The main contention of the petitioners is that the word “location” in said § 3 must be held to have a narrow and constricted meaning, not including in any aspect or in any result a set-back from a street line, because of the terms of G. L. c. 82, § 37. The pertinent words of that section are, “If ... a town accepts this section or has accepted corresponding provisions of earlier laws, a building line not more than forty feet distant from the exterior line of a highway or town way may be established in the manner provided for laying out ways, and thereafter no structures shall be erected or maintained between such building line and such way, . . . [with exceptions not here relevant] .... Whoever sustains damage thereby may recover the same under chapter seventy-nine . . . .” This section was enacted first in somewhat different form by St. 1893, c. 462. Those differences are not here material. Municipal action under that section always has been interpreted as a taking of an easement in private property for public use under the power of eminent domain, and as affording damages for such taking.

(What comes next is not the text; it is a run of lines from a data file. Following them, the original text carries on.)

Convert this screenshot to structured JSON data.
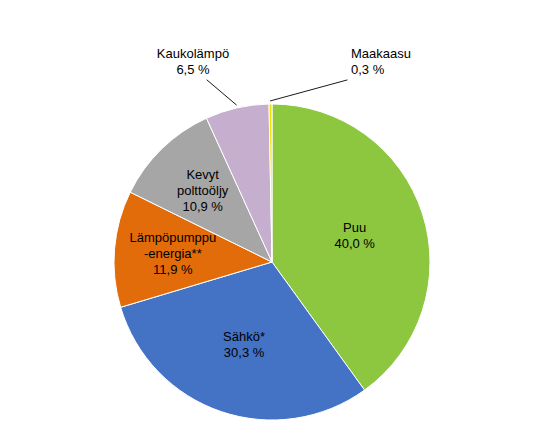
{
  "chart_data": {
    "type": "pie",
    "categories": [
      "Puu",
      "Sähkö*",
      "Lämpöpumppu\n-energia**",
      "Kevyt\npolttoöljy",
      "Kaukolämpö",
      "Maakaasu"
    ],
    "values": [
      40.0,
      30.3,
      11.9,
      10.9,
      6.5,
      0.3
    ],
    "value_labels": [
      "40,0 %",
      "30,3 %",
      "11,9 %",
      "10,9 %",
      "6,5 %",
      "0,3 %"
    ],
    "colors": [
      "#8DC63F",
      "#4472C4",
      "#E36C0A",
      "#A6A6A6",
      "#C6AECF",
      "#F0E000"
    ],
    "data_labels": true
  }
}
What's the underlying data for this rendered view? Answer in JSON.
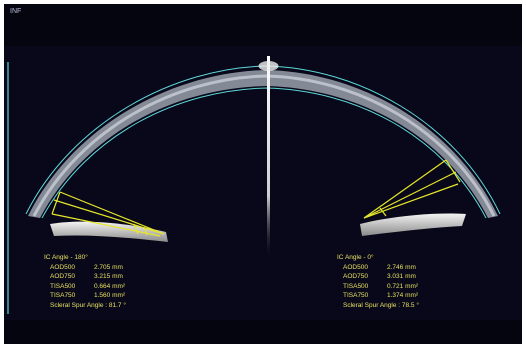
{
  "top_label": "INF",
  "left_measurement": {
    "title": "IC Angle - 180°",
    "rows": [
      {
        "key": "AOD500",
        "value": "2.705 mm"
      },
      {
        "key": "AOD750",
        "value": "3.215 mm"
      },
      {
        "key": "TISA500",
        "value": "0.664 mm²"
      },
      {
        "key": "TISA750",
        "value": "1.560 mm²"
      }
    ],
    "scleral_spur": "Scleral Spur Angle : 81.7 °"
  },
  "right_measurement": {
    "title": "IC Angle - 0°",
    "rows": [
      {
        "key": "AOD500",
        "value": "2.746 mm"
      },
      {
        "key": "AOD750",
        "value": "3.031 mm"
      },
      {
        "key": "TISA500",
        "value": "0.721 mm²"
      },
      {
        "key": "TISA750",
        "value": "1.374 mm²"
      }
    ],
    "scleral_spur": "Scleral Spur Angle : 78.5 °"
  },
  "colors": {
    "background": "#08081a",
    "cornea_outline": "#5fd8d8",
    "angle_lines": "#e6e62a",
    "readout_text": "#e8e060"
  }
}
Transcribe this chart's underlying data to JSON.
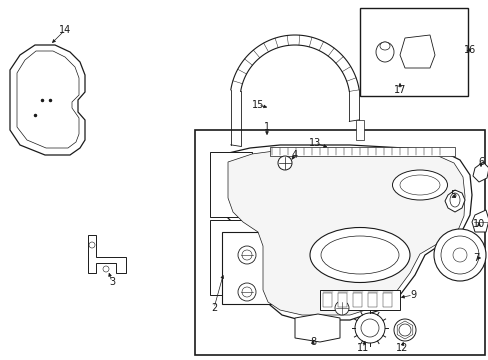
{
  "bg_color": "#ffffff",
  "line_color": "#1a1a1a",
  "fig_width": 4.89,
  "fig_height": 3.6,
  "dpi": 100
}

Watertown v. Dana, 255 Mass. 67, 70, and cases there collected. That statute was in effect when the word “location” was added to what is now G. L. c. 143, § 3, by St. 1912, c. 334. If it had been the intention of the General Court to narrow the meaning of “location” as thus inserted in the law as to the police power, and to render the preexisting statute as to set-back of buildings from the street fine under eminent domain the exclusive authority in that field, it would have been simple to express that intention by the use of appropriate words. No such restrictive words were used. There has been a general revision of the statutes since that original enactment, and no restrictive words appear in the General Laws.

These two statutes are enacted under different branches of the power of the legislative department of government, G. L. c. 143, § 3, in the exercise of the police power, and c. 82, § 37, in the exercise of the power of eminent domain. The scope of the exercise of these two branches of legislative *407power may differ one from the other when applied to diverse states of fact. The police power is subject in its exercise to constitutional limitations which do not attach to the power of eminent domain. A by-law can be enacted under G. L. c. 143, § 3, by its express terms only “for the prevention of fire and the preservation of life, health and morals.” It must be presumed that the by-law here assailed was enacted with a genuine purpose to accomplish these permissible ends. Whenever any other design is dominating, there must be action under G. L. c. 82, § 37. Every reasonable supposition is indulged in favor of the honesty of purpose of the public and of public officers and the legality of their conduct. Duffy v. Treasurer & Receiver General, 234 Mass. 42, 50, and cases there collected. Adams v. Whitmore, 245 Mass. 65, 68. Nevins v. City Council of Springfield, 227 Mass. 538, 541. Bradley v. Zoning Adjustment Board of Boston, 255 Mass. 160, 167. A building line under G. L. c. 82, § 37, must be measured from the side line of the street and not from its center. There are doubtless numerous streets in a town like Wellesley not within the operative effect of this by-law, because of their width. So far as the two statutes do cover the same field, it must be presumed that this was the purpose of the Legislature. There is ho legislative inconsistency in such result. Practical wisdom and legislative or executive sense of justice may determine which of these two powers ought to be put forth in particular instances where either may be invoked.

In these circumstances, we are of opinion that there cannot be read into G. L. c. 143, § 3, a limitation or exception which the General Court has not seen fit to put there. The principle of statutory interpretation applied in Brooks v. Fitchburg & Leominster Street Railway, 200 Mass. 8, is not governing in the facts here disclosed, and is not violated by the conclusion here reached.